As far as people are concerned, there would only be a 12-digit number that would be relevant for their identification and use. However, a provision of extra four digits would be a post-fix for this 12-digit number for pin-based identification. So, UID will become a 16-digit number for use and the database that will maintain be maintained by UIDAI.

These four digits, which the authority terms a ‘virtual number’, will change as and when the resident changes his pin number or residence. The user, however, will only use the 12-digit number allotted to him.

The first set of Aadhaars will be issued between August 2010 and February 2011. The authority plans to issue 600 million UIDs over the next five years.

UIDAI, which is being headed by Nandan Nilekani, has been allocated Rs 1,900 crore for the financial year 2010-11. Of this, Rs 1,300 crore will be used to enable the registrars to enrol people in the system and the remaining Rs 600 crore will be spent for setting up the information technology infrastructure.

UIDAI estimates total annual revenue of Rs 288 crore from authentication services in the initial stages.

World’s smallest 3-D map
Scientists claim to have created the world’s smallest three dimensional map—a map of the Earth so small that 1,000 of them could fit on one grain of salt.

A team at computer giant IBM accomplished this through a new, breakthrough technique which uses a tiny, silicon tip with a sharp apex—1,00,000 times smaller than a sharpened pencil—to create patterns and structures as small as 15 nanometre at greatly reduced cost and complexity.

According to the scientists, this patterning technique opens new prospects for developing nano-sized objects in fields such as electronics, future chip technology, medicine, life sciences, and opto-electronics.

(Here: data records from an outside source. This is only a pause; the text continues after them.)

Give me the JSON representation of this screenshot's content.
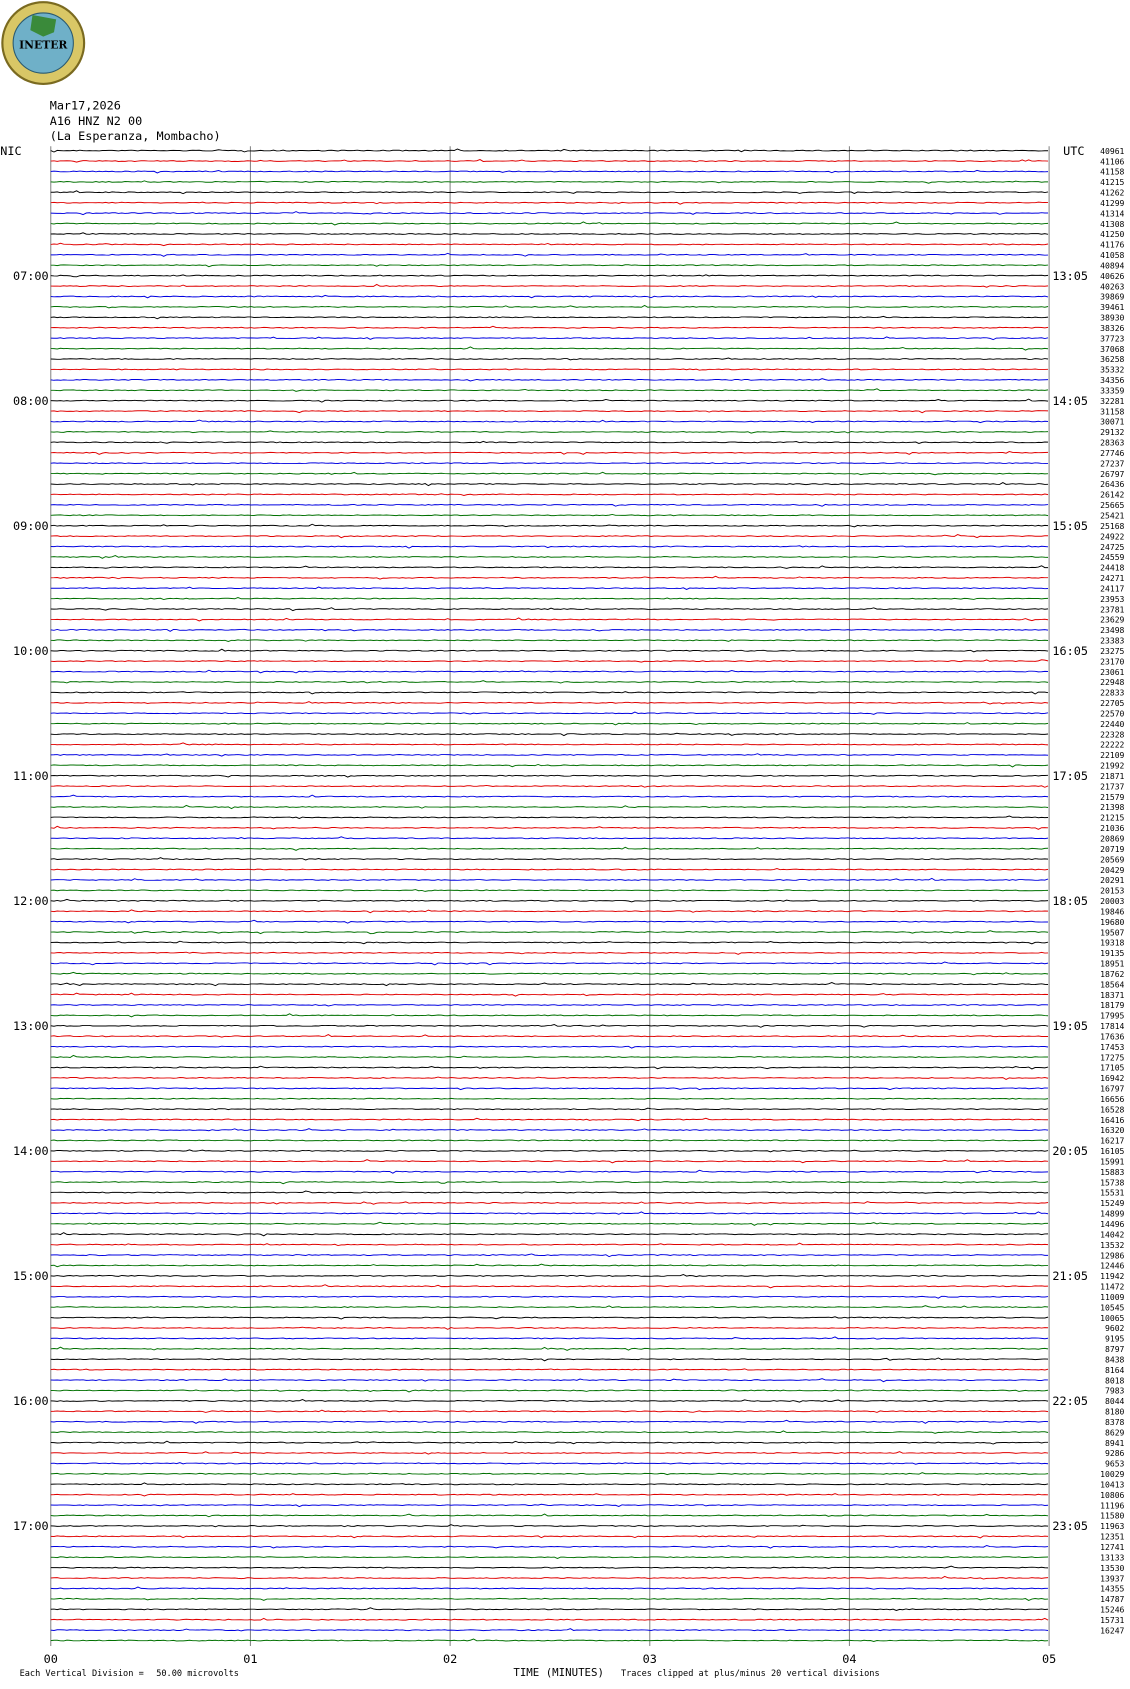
{
  "logo": {
    "text": "INETER"
  },
  "header": {
    "date": "Mar17,2026",
    "station": "A16 HNZ N2 00",
    "location": "(La Esperanza, Mombacho)",
    "left_zone": "NIC",
    "right_zone": "UTC"
  },
  "left_time_labels": [
    "07:00",
    "08:00",
    "09:00",
    "10:00",
    "11:00",
    "12:00",
    "13:00",
    "14:00",
    "15:00",
    "16:00",
    "17:00"
  ],
  "right_time_labels": [
    "13:05",
    "14:05",
    "15:05",
    "16:05",
    "17:05",
    "18:05",
    "19:05",
    "20:05",
    "21:05",
    "22:05",
    "23:05"
  ],
  "trace_labels": [
    "40961",
    "41106",
    "41158",
    "41215",
    "41262",
    "41299",
    "41314",
    "41308",
    "41250",
    "41176",
    "41058",
    "40894",
    "40626",
    "40263",
    "39869",
    "39461",
    "38930",
    "38326",
    "37723",
    "37068",
    "36258",
    "35332",
    "34356",
    "33359",
    "32281",
    "31158",
    "30071",
    "29132",
    "28363",
    "27746",
    "27237",
    "26797",
    "26436",
    "26142",
    "25665",
    "25421",
    "25168",
    "24922",
    "24725",
    "24559",
    "24418",
    "24271",
    "24117",
    "23953",
    "23781",
    "23629",
    "23498",
    "23383",
    "23275",
    "23170",
    "23061",
    "22948",
    "22833",
    "22705",
    "22570",
    "22440",
    "22328",
    "22222",
    "22109",
    "21992",
    "21871",
    "21737",
    "21579",
    "21398",
    "21215",
    "21036",
    "20869",
    "20719",
    "20569",
    "20429",
    "20291",
    "20153",
    "20003",
    "19846",
    "19680",
    "19507",
    "19318",
    "19135",
    "18951",
    "18762",
    "18564",
    "18371",
    "18179",
    "17995",
    "17814",
    "17636",
    "17453",
    "17275",
    "17105",
    "16942",
    "16797",
    "16656",
    "16528",
    "16416",
    "16320",
    "16217",
    "16105",
    "15991",
    "15883",
    "15738",
    "15531",
    "15249",
    "14899",
    "14496",
    "14042",
    "13532",
    "12986",
    "12446",
    "11942",
    "11472",
    "11009",
    "10545",
    "10065",
    "9602",
    "9195",
    "8797",
    "8438",
    "8164",
    "8018",
    "7983",
    "8044",
    "8180",
    "8378",
    "8629",
    "8941",
    "9286",
    "9653",
    "10029",
    "10413",
    "10806",
    "11196",
    "11580",
    "11963",
    "12351",
    "12741",
    "13133",
    "13530",
    "13937",
    "14355",
    "14787",
    "15246",
    "15731",
    "16247"
  ],
  "x_labels": [
    "00",
    "01",
    "02",
    "03",
    "04",
    "05"
  ],
  "footer": {
    "division_label": "Each Vertical Division =",
    "division_value": "50.00 microvolts",
    "axis_title": "TIME (MINUTES)",
    "clip_note": "Traces clipped at plus/minus 20 vertical divisions"
  }
}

The complete 3D map of the world measuring only 22 by 11 micrometre was “written” on a polymer. It is composed of 5,00,000 pixels, each measuring 20 NM2, and was created in only 2 minutes and 23 seconds.

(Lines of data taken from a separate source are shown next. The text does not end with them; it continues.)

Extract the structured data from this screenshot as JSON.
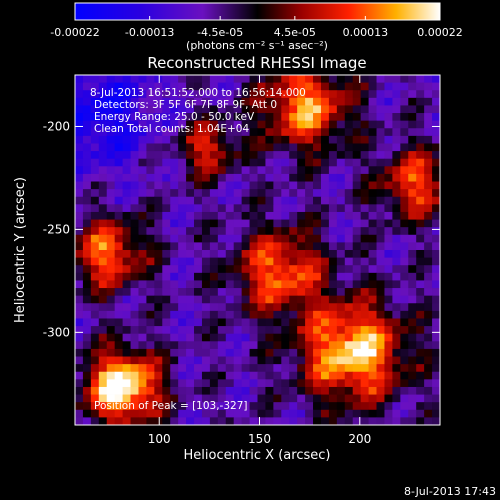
{
  "chart_data": {
    "type": "heatmap",
    "title": "Reconstructed RHESSI Image",
    "xlabel": "Heliocentric X (arcsec)",
    "ylabel": "Heliocentric Y (arcsec)",
    "x_ticks": [
      "100",
      "150",
      "200"
    ],
    "x_tick_values": [
      100,
      150,
      200
    ],
    "y_ticks": [
      "-200",
      "-250",
      "-300"
    ],
    "y_tick_values": [
      -200,
      -250,
      -300
    ],
    "xlim": [
      58,
      240
    ],
    "ylim": [
      -345,
      -175
    ],
    "colorbar": {
      "tick_labels": [
        "-0.00022",
        "-0.00013",
        "-4.5e-05",
        "4.5e-05",
        "0.00013",
        "0.00022"
      ],
      "tick_values": [
        -0.00022,
        -0.00013,
        -4.5e-05,
        4.5e-05,
        0.00013,
        0.00022
      ],
      "range": [
        -0.00022,
        0.00022
      ],
      "unit_label": "(photons cm⁻² s⁻¹ asec⁻²)",
      "colors": [
        "#0000ff",
        "#4a00c8",
        "#7a1fb0",
        "#000000",
        "#8b0000",
        "#e00000",
        "#ff7a00",
        "#ffff80",
        "#ffffff"
      ]
    },
    "info": [
      " 8-Jul-2013 16:51:52.000 to 16:56:14.000",
      "Detectors: 3F 5F 6F 7F 8F 9F, Att 0",
      "Energy Range: 25.0 - 50.0 keV",
      "Clean     Total counts: 1.04E+04"
    ],
    "peak_label": "Position of Peak = [103,-327]",
    "peak": [
      103,
      -327
    ]
  },
  "footer_date": "8-Jul-2013 17:43"
}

Why volcanic ash is bad for planes
Aircraft avoid any airspace that has volcanic ash in it for a simple reason: The ash can wreck the function of propeller or jet aircraft.

The gas particles are actually silica so fine they will invade the spaces between rotating machinery and jam it—the silica melts at about 1,100 degree Celsius and fuses on to the turbine blades and nozzle guide vanes that feed fuel, which in modern aircraft operate at 1,400 degree Celsius.

This was discovered by the crew of two aircraft, a Singapore Airlines airplane and a British Airways Boeing 747, in 1982 which flew through an ash cloud from the Galunggung volcano in Indonesia. On both planes, all four engines stopped; they dived over 20,000 feet before they could restart them and make emergency landings.

Ash particles are razor sharp and can pit the windscreens of the pilot’s cabin, damage the fuselage and light cover, and even coat the plane so much that it becomes tail-heavy. At runways, ash creates an extra problem because takeoffs and landings will throw it into the air again—where the engines can suck it in and it will create horrific damage to moving parts that suddenly find themselves in contact.

Once ash has got into an engine, it is impossible to remove as it is so fine. It pollutes filtration systems, electrical and avionic units—and the accompanying sulphuric acid aerosol can eat into rubber parts.